Tal caminhada é um hábito que aprendi ainda durante a vida de náufrago na roça, que impunha inacreditável solidão mas, em contrapartida, oferecia a liberdade de vagar falando sozinho, tal qual perfeito maluco, em derivações existenciais e filosóficas.
Neste passeio lembrei-me de um antigo sonho lamentoso, no qual imaginava eu que seria o que aconteceria no momento em que pudesse, finalmente, ir embora daqueles pastos e voltar a uma vida normal. Tal sonho - misto de lembrança e esperança - envolvia meu pai e minha mãe, somado a um enorme carro americano (típico dele) estacionado em uma picada no mato.

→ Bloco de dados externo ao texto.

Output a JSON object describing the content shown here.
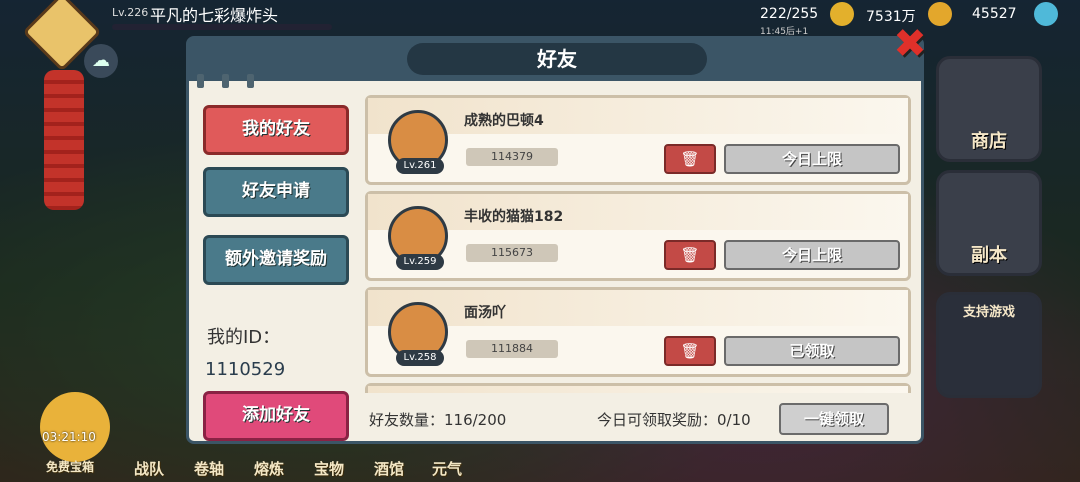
{
  "top": {
    "level": "Lv.226",
    "name": "平凡的七彩爆炸头",
    "stamina": "222/255",
    "stamina_timer": "11:45后+1",
    "gold": "7531万",
    "gems": "45527"
  },
  "left_hud": {
    "timer": "03:21:10",
    "free_label": "免费宝箱"
  },
  "bottom_nav": [
    "战队",
    "卷轴",
    "熔炼",
    "宝物",
    "酒馆",
    "元气"
  ],
  "side": {
    "shop": "商店",
    "dungeon": "副本",
    "support": "支持游戏"
  },
  "dialog": {
    "title": "好友",
    "tabs": {
      "my_friends": "我的好友",
      "requests": "好友申请",
      "invite": "额外邀请奖励",
      "add": "添加好友"
    },
    "my_id_label": "我的ID：",
    "my_id": "1110529",
    "friends": [
      {
        "name": "成熟的巴顿4",
        "level": "Lv.261",
        "id": "114379",
        "action": "今日上限"
      },
      {
        "name": "丰收的猫猫182",
        "level": "Lv.259",
        "id": "115673",
        "action": "今日上限"
      },
      {
        "name": "面汤吖",
        "level": "Lv.258",
        "id": "111884",
        "action": "已领取"
      }
    ],
    "friend_count": "好友数量：116/200",
    "reward_today": "今日可领取奖励：0/10",
    "claim_all": "一键领取"
  },
  "colors": {
    "header": "#3b5566",
    "tab_active": "#e05a5a",
    "tab_inactive": "#4a7a8a",
    "add_button": "#e04a7a",
    "delete_button": "#c34a46"
  }
}
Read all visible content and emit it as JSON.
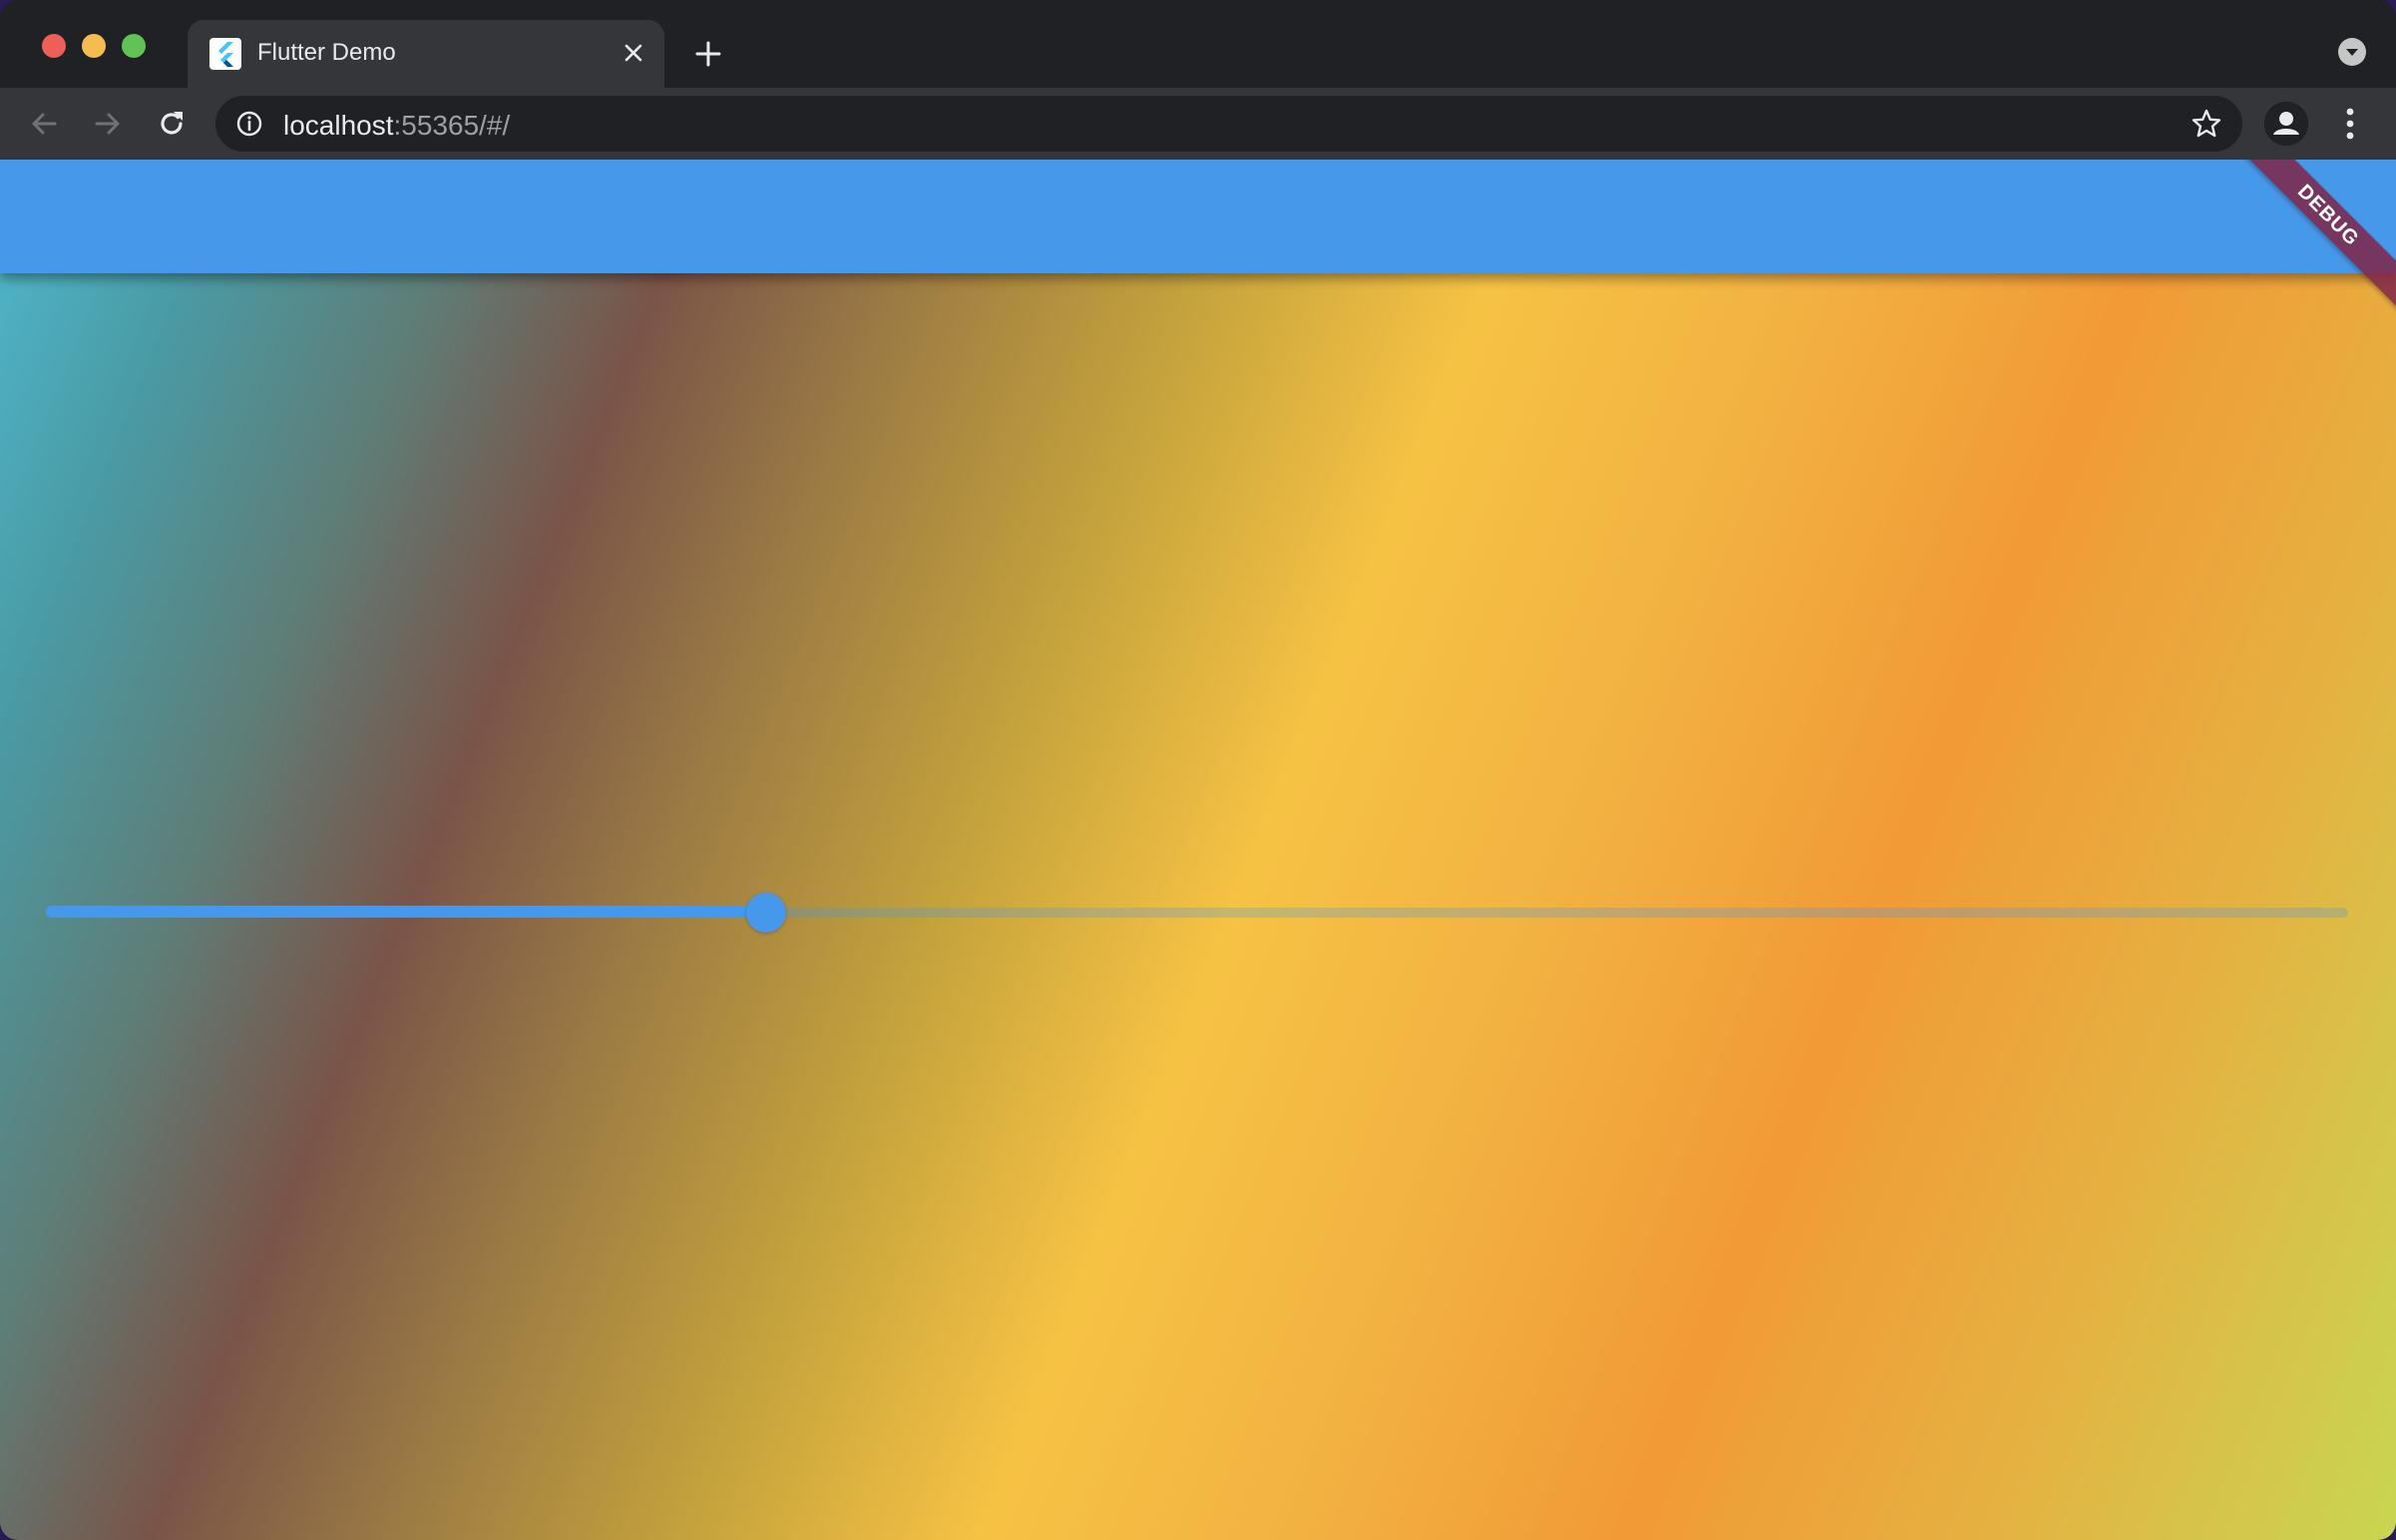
{
  "browser": {
    "tab_title": "Flutter Demo",
    "url_host": "localhost",
    "url_rest": ":55365/#/"
  },
  "icons": {
    "favicon": "flutter-logo-icon",
    "tab_close": "close-icon",
    "new_tab": "plus-icon",
    "tab_search": "chevron-down-icon",
    "back": "arrow-left-icon",
    "forward": "arrow-right-icon",
    "reload": "reload-icon",
    "site_info": "info-icon",
    "bookmark": "star-icon",
    "profile": "person-icon",
    "menu": "kebab-menu-icon"
  },
  "app": {
    "appbar_color": "#4698ea",
    "debug_banner": "DEBUG",
    "slider": {
      "value": 0.313,
      "active_color": "#4698ea"
    }
  }
}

Em um fim de tarde, já cansados de caminhar, minha mãe seguraria-me pelas mãos e perguntaria ao meu pai se poderiamos ir embora. A resposta, bem ao tom de voz do velho: " - É, vamos embora. Vamos pra casa, tomar um café", dizia ele, já abrindo a porta do carro. E ao chegarmos em casa - sem nenhuma lógica, pois tratava-se apenas de um sonho - abriamos a porta e o cheiro de café, recém feito, invadia nossos narizes e nos dava a saudosa sensação de acolhimento e segurança.
Onde quero chegar, com tudo isso?
No dia em que finalmente pude deixar a casinha (minha eterna gratidão a Alair Corrêa), estacionei o carro na mesma picada de mato que, meses antes, derivava eu que estaria o automóvel de meu pai. Acendi um cigarro, abri a porta do carro e disse para mim mesmo: " - É, vamos embora. Vamos tomar um café."
Sim, foi premeditado. Sim, encarei como um sonho quase realizado. Não, não sou maluco, pois ao chegar em casa não havia o cheiro quente do café fresco. Aliás, nem café nem ninguém.
Mas agradeci a Deus do mesmo jeito, quase em lágrimas por ter Ele me concedido um sonho.
Pena não ter meus pais vivos para vê-lo.